From: Adrien de Croy <adrien@qbik.com>
Date: Tue, 21 Oct 2008 14:52:52 +1300
To: David Morris <dwm@xpasc.com>
CC: ietf-http-wg@w3.org
Message-ID: <48FD35F4.9010706@qbik.com>

another key use of such a field is for policy control.

For instance a proxy that doesn't want people downloading files over a 
certain size, or uploading items over a certain size, but for various 
reasons the transfer mode needs to be chunked (e.g. NTLM auth + POST).

In such cases the worth of such a value and how important its accuracy 
is, is related to what it will be used for.  A proxy may not care really 
how accurate the estimate is, if it will use it for blocking, although 
if the reality shows the estimate was very inaccurate, some other 
processing / consequence may be required.  E.g if we are to use such a 
thing for policy (which I know users wish for since I have had many such 
user requests) then we can't just trust the input from the client - or 
at least need to take a conservative approach.

So in short, I'd like to see the capability for agents to indicate a 
length as well as using chunking, whether that's an estimate or not.  
Perhaps a max size would be most useful in most cases (e.g. will not 
exceed X bytes), or has been mentioned, a range.

David Morris wrote:
>
> On Mon, 20 Oct 2008, William A. Rowe, Jr. wrote:
>
>   
>> Jamie Lokier wrote:
>>     
>
>   
>>> In some circumstances you may be able to refine the estimate as the
>>> message is being transmitted.
>>>
>>> Chunk extensions ("chunk-extension") would suit that:
>>>
>>>     1000;estimated-remaining=299000
>>>     (1000 bytes)
>>>     1000;estimated-remaining=298000
>>>     (1000 bytes)
>>>
>>> I don't know if chunk extensions break in the real world, though.
>>>       
>> Or, permit
>>
>>      1000;completed=25%
>>      (1000 bytes)
>>      1000;completed=25%
>>      (1000 bytes)
>>     
>
> Either % completed or estimated remaining requires computing an estimate
> of the total data to be transfered.
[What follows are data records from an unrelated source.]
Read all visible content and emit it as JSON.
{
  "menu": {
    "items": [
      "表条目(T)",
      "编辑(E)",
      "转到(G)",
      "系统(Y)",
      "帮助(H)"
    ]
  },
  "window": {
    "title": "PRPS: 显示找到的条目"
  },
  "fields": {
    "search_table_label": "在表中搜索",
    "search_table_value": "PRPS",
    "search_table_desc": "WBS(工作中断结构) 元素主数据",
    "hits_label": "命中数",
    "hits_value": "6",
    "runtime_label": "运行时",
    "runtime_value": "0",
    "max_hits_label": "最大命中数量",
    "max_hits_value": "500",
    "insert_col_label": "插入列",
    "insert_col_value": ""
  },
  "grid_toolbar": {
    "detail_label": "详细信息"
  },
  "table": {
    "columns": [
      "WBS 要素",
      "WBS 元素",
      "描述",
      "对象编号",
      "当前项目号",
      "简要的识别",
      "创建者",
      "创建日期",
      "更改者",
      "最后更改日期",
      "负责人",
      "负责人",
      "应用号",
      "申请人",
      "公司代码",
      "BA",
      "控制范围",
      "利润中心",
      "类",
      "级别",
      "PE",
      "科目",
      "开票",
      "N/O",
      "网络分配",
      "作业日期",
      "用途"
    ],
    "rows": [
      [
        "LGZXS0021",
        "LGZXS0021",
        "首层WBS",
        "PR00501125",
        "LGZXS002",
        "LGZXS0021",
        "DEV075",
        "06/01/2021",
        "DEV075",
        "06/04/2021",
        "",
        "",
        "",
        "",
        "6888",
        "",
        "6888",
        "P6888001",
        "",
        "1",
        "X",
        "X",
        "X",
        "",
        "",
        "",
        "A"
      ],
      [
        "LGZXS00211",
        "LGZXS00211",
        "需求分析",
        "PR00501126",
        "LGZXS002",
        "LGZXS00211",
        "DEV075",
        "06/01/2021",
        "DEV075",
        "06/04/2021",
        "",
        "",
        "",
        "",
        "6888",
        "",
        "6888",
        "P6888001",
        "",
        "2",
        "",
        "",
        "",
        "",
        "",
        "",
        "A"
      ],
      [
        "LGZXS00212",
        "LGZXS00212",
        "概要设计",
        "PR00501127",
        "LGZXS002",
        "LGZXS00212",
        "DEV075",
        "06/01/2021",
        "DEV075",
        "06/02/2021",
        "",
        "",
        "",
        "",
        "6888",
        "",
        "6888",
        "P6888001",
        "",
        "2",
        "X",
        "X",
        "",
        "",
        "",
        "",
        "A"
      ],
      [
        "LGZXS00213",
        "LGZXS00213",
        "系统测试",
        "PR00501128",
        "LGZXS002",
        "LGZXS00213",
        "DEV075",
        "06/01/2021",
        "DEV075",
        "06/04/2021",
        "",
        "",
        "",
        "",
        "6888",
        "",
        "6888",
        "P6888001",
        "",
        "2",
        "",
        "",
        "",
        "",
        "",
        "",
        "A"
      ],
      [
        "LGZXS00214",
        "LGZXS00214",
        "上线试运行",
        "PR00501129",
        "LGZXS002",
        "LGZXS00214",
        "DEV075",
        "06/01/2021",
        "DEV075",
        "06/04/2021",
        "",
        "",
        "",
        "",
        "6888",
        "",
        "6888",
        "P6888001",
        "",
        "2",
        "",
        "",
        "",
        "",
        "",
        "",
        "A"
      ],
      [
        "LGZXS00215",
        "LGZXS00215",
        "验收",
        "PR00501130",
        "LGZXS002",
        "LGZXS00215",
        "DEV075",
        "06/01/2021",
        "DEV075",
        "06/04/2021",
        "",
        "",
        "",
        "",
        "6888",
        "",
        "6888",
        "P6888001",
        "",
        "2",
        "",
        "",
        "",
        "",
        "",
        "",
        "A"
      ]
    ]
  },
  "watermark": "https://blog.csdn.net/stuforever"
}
I don't see a difference in the impact
> of either choice on a server. I think there are many cases where a
> generated result can be estimated to a 95%+ accuracy, but not to the exact
> size needed for content-length. There is no incentive to do it today, but
> if it could be utilized to improve the user's experience, many web
> application developers would be happy to do so. In addition, a jsp/php/asp
> engine could even watch the actual size generated for each request and
> recognize some pages with a small standard deviation in generated size.
> Use that value automatically.
>
> I'd rather see raw sizes from a recipient's perspective as I might
> be able manage resources better. A percentage is only useful for end
> user presentation without interpolating from the amount of data already
> received. Raw numbers make computation of a percentage trivial while more
> easily supporting other use cases.
>
> David Morris
>
>   

-- 
Adrien de Croy - WinGate Proxy Server - http://www.wingate.com

Received on Tuesday, 21 October 2008 01:51:13 UTC